Die erste Szene des Filmes Jagten fokussiert Männerkörper, die nicht baden gehen. Die meisten bleiben am Rand stehen, auch als einer, der sich dann doch getraut hat, einen Wadenkrampf bekommt. Nur der Protagonist Lucas springt hinein. Um den Verdacht, dass er im Kindergarten ein Mädchen missbraucht hat, dreht sich in der Folge der gesamte Film.
Als Zuschauerin komme ich im Film in eine etwas seltsame Position: mir muss von Anfang an klar sein, wie ich diesen Verdacht zu beurteilen habe. Denn ich bin Augenzeugin und moralische Instanz in einem. Die Regie macht aus mir ein allwissendes Subjekt. Das ist nichts Ungewöhnliches, wenn auch neu gegenüber Festen (1998), Vinterbergs früherem Film zum selben Thema. Die Spannung dieses Familiendramas hatte ihre Kraft aus einer intensiven Mischung von Verdacht, Vermutung, Unwissen und Opazität bezogen.
Die Unbehaglichkeit, die sich für mich während Jagten eingestellt hat, sehe ich in Zusammenhang mit der gottgleichen Rolle, die mir zugeteilt wird. Ich halte sie für eine vom Regisseur kalkulierte und für eine Stärke des Films.
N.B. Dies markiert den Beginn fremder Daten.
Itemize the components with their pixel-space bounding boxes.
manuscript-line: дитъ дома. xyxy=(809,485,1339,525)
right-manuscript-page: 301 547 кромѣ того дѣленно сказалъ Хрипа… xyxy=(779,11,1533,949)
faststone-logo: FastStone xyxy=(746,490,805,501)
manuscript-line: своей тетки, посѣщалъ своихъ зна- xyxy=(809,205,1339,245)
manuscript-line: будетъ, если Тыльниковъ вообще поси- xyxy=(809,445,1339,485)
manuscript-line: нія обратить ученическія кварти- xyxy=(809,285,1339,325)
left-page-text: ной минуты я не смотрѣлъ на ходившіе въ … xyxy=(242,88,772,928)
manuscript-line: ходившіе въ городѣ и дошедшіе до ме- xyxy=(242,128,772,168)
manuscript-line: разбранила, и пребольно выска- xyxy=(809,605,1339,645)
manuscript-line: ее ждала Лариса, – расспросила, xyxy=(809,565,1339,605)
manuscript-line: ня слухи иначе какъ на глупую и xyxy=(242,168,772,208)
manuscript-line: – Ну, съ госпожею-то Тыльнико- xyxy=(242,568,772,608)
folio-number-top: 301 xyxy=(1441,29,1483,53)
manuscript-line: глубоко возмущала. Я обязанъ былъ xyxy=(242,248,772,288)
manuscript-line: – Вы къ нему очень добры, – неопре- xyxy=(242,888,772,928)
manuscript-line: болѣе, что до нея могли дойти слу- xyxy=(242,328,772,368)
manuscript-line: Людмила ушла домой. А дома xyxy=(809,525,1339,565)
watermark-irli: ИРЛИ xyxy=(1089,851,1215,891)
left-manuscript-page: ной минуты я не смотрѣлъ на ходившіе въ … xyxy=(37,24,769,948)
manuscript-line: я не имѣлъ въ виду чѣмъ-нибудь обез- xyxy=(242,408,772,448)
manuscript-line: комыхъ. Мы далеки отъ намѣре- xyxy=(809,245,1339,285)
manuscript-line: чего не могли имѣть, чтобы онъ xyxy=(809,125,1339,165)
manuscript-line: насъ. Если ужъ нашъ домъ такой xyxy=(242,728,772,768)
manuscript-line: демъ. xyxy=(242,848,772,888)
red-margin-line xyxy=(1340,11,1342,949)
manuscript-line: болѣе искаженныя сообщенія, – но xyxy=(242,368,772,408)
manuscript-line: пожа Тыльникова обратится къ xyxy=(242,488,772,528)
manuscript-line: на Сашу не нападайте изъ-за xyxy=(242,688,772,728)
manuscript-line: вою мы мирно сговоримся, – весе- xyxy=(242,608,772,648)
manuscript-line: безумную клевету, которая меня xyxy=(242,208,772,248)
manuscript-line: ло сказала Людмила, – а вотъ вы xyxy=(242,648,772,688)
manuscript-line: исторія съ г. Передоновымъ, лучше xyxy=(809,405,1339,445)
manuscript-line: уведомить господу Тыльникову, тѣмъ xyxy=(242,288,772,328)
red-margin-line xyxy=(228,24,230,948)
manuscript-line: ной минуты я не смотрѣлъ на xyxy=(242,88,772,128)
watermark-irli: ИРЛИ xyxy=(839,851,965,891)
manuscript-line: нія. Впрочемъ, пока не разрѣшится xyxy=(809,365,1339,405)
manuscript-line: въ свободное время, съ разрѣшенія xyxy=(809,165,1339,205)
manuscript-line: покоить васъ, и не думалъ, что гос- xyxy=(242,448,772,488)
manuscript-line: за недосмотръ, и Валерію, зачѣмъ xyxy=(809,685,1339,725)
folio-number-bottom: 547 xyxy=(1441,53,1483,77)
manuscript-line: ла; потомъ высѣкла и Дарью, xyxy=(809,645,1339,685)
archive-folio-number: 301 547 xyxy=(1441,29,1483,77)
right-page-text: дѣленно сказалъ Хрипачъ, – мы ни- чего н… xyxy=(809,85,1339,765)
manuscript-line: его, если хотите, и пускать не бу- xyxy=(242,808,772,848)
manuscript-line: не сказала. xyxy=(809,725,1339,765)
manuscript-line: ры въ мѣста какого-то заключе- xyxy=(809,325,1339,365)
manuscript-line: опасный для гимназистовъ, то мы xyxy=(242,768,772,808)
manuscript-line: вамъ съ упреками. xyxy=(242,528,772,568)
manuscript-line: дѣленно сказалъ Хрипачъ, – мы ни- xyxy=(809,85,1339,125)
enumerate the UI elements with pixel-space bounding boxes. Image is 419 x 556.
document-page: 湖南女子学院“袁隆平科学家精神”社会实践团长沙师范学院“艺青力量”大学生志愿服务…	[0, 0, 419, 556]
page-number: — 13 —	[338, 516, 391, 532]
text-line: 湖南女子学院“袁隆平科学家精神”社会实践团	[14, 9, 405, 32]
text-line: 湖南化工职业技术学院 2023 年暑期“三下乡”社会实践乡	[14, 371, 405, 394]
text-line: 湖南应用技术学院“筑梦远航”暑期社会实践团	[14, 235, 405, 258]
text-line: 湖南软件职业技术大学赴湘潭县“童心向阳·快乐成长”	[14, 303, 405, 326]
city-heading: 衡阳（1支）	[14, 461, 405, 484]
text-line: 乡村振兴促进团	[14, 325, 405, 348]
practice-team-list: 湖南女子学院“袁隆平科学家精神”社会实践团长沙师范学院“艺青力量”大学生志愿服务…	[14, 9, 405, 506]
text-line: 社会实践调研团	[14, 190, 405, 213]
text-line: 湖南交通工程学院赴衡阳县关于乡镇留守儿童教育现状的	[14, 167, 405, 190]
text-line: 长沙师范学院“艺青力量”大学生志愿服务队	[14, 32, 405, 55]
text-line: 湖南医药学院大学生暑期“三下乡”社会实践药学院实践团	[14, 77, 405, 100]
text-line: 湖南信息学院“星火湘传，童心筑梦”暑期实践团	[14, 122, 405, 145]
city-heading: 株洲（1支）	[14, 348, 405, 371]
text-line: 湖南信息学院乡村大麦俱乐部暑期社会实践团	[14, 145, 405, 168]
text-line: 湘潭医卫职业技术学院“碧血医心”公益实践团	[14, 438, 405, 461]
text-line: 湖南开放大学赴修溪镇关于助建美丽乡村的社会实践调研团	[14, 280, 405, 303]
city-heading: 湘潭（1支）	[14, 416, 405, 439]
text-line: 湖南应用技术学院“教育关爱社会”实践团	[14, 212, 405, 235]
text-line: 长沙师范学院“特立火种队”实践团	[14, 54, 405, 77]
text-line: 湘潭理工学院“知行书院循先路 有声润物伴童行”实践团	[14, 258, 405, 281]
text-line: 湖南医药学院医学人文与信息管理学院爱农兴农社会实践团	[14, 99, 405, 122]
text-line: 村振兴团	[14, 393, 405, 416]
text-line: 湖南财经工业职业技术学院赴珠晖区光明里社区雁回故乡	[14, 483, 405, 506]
Denn spiegelt eine solche Positionierung der ZuschauerInnen nicht eine verbreitete Tendenz wider? Es möge jemanden geben, der/die genau sagen kann, dass da kein sexueller Wunsch im Spiel war. Das geschieht in einer Welt, die vor allem eines sein soll: einfach. Wunsch, Lust, Spiel, Phantasie, Erwartung, Verlangen, Hass – sie alle werden auf ein einziges Gegensatzpaar reduziert: Hat er oder hat er nicht. Sexuelle Impulse, Botschaften, Rätsel kann es in einer solchen einfachen Welt gar nicht geben.
Ähnlich seltsam wie die Mutprobe eines Sprungs in eiskaltes Wasser zu Beginn des Films.